Viele Jahre hatte der Verein seine Arbeitsräume in der Speicherstraße. Doch da müssen sie bald raus. Der Förderverein Region Güstrow, der das Gebäude verwaltet, löst sich spätestens am 31. Dezember auf. Mit dem neuen Mietvertrag kann die Arbeit jetzt weitergehen.

Während und nach dem Umzug bereiten die Sportchronisten bereits die nächsten Höhepunkte ihrer heimatkundlichen Arbeit vor. Im August gestaltet der Verein in der Güstrower Sport- und Kongresshalle eine große Porträtgalerie als Dauerausstellung. In dieser Schau werden erfolgreiche Spitzensportler und verdienstvolle Sportfunktionäre aus der Stadt Güstrow geehrt und damit ein in das öffentliche Interesse gerückt.

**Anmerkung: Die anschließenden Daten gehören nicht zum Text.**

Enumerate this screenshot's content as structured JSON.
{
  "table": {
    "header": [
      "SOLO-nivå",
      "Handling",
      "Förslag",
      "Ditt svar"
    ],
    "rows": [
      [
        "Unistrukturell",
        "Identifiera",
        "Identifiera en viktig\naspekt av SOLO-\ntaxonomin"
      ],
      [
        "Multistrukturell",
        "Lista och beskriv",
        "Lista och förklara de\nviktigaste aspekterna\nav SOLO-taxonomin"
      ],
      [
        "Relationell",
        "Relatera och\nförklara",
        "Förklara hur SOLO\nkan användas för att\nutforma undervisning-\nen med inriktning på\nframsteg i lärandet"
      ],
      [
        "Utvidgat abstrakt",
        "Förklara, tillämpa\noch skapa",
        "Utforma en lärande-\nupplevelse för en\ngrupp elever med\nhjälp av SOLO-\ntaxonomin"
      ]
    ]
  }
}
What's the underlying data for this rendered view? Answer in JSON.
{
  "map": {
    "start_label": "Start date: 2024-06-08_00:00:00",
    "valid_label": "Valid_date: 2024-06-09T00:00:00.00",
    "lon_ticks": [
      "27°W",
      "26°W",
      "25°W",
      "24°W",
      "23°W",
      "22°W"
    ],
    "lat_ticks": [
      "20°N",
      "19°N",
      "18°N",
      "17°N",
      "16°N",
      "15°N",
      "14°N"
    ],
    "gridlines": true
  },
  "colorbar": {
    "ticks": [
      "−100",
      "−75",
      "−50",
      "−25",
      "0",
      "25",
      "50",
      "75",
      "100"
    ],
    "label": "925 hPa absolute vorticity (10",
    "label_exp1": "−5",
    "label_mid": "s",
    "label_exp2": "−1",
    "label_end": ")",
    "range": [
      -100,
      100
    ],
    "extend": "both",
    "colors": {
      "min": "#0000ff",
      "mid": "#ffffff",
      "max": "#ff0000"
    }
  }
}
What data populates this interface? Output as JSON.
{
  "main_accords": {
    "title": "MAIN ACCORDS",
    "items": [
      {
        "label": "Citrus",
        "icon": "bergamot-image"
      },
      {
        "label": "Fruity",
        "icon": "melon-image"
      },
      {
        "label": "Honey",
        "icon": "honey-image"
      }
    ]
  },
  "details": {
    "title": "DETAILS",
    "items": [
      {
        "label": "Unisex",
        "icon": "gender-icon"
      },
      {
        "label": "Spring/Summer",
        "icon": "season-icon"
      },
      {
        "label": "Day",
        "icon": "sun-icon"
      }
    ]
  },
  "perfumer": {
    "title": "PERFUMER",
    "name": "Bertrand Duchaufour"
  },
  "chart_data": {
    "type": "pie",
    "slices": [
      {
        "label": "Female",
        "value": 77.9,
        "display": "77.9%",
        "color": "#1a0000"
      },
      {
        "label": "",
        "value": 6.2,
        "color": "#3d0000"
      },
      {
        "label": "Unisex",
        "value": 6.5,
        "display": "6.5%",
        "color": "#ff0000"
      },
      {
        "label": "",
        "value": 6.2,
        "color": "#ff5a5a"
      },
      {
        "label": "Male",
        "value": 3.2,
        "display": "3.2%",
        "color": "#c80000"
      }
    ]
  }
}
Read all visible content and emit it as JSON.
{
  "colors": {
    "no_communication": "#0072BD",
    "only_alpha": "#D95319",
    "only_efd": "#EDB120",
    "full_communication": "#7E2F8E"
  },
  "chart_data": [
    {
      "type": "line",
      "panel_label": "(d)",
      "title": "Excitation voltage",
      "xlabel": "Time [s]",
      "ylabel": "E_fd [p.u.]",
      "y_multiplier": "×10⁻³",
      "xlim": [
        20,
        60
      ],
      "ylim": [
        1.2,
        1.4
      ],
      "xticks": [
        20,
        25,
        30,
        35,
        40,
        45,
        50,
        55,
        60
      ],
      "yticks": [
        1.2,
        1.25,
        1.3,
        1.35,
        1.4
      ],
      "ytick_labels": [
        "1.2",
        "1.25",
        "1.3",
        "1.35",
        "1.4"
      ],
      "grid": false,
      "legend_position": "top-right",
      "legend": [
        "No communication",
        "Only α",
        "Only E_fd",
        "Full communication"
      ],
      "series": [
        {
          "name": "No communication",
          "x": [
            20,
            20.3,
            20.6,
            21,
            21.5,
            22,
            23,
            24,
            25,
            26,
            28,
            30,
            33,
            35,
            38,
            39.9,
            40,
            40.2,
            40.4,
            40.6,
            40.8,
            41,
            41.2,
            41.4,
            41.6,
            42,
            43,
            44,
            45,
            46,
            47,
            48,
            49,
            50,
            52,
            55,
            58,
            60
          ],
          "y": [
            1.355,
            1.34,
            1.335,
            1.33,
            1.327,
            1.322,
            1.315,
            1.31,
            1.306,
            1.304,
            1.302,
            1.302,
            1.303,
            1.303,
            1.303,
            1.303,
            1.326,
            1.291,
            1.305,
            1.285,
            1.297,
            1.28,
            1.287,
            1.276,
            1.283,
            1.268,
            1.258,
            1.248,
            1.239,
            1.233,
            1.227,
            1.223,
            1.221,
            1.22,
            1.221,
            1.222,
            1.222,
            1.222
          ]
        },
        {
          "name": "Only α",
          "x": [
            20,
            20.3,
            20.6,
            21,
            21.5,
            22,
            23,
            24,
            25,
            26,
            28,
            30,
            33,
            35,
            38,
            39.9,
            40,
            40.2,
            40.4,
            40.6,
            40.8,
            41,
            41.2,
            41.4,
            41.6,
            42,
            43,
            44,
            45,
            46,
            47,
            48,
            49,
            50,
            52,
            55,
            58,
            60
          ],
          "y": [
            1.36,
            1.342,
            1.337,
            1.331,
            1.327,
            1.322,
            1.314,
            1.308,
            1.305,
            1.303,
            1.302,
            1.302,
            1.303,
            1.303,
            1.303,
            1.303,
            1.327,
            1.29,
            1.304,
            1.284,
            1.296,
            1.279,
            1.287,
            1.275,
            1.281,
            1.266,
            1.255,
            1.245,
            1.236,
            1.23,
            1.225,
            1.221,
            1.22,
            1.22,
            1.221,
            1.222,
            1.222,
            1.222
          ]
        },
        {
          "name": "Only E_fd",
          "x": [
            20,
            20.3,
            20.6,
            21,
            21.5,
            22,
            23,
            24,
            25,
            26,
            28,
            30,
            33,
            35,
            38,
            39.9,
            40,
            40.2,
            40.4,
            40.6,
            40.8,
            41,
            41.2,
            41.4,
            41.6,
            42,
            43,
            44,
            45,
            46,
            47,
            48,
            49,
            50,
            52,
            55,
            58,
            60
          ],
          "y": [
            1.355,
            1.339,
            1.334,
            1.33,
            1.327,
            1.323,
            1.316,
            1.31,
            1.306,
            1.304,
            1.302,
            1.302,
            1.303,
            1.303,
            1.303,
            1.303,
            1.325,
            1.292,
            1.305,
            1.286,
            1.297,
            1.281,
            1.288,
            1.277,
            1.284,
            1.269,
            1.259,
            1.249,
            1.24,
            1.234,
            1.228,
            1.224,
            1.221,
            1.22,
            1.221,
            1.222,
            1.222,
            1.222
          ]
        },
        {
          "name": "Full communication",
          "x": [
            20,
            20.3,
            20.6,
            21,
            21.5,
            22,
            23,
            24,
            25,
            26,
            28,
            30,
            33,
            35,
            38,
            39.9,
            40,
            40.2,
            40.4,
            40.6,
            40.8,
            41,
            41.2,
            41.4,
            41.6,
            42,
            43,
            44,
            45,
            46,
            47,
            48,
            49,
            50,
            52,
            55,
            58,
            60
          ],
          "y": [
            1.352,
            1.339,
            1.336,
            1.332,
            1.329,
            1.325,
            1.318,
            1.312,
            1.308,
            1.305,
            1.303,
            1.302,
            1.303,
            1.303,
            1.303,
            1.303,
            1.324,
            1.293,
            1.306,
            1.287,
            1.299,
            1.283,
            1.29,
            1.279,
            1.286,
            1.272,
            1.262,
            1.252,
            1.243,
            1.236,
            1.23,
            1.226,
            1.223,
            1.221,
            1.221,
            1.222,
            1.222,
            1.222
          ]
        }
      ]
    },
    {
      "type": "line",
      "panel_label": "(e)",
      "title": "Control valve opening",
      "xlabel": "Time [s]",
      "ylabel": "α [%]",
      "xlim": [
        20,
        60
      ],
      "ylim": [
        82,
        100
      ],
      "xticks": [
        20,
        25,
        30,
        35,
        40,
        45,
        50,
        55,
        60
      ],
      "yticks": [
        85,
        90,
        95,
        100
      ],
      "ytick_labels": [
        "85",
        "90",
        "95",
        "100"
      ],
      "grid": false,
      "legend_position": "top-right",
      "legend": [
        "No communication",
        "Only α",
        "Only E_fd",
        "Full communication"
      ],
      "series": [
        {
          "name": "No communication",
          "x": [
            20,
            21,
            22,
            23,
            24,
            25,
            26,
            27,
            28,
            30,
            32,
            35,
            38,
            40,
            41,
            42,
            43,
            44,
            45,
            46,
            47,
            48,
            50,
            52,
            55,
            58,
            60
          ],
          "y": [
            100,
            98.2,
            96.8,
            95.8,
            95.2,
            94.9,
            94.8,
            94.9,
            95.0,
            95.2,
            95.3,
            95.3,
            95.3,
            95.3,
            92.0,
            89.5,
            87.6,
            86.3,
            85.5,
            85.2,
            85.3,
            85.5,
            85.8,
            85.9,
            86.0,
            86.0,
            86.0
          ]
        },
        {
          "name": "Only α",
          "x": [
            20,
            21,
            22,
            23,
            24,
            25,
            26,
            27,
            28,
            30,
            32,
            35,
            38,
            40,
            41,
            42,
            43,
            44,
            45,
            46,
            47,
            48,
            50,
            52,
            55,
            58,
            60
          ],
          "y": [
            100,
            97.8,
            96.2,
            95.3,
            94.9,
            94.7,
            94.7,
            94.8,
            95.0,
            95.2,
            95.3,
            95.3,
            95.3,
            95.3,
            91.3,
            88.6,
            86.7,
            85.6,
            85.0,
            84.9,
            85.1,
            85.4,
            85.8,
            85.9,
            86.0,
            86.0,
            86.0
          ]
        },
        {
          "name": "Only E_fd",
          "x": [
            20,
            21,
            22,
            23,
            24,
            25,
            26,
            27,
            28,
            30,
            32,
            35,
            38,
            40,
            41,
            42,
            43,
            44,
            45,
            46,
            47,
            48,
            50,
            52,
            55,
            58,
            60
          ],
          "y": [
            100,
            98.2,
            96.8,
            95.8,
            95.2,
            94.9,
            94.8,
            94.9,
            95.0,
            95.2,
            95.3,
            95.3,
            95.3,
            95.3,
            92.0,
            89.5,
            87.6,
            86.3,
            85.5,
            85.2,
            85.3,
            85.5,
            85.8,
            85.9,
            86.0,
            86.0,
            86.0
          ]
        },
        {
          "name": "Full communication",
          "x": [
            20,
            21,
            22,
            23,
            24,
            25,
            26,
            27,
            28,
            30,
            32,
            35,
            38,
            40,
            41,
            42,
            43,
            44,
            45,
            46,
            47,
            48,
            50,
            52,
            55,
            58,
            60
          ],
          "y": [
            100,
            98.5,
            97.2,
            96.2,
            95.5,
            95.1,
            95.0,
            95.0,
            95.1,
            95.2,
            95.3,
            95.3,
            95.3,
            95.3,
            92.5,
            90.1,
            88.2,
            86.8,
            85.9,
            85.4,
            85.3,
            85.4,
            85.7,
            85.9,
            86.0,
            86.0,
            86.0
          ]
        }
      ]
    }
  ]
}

Am 29. September wird im Rathaus eine Ausstellung über die historische Entwicklung der Sportvereine und Sportarten im Zeitraum von 1945 bis 1970 eröffnet. „Viele Dokumente wie Fotos, Urkunden, Zeitungsartikel werden das Interesse der Besucher wecken. Es ist nicht ausgeschlossen, dass einige Gäste sich in diesen Dokumenten wiedererkennen“, blickt Rudi Schröder voraus.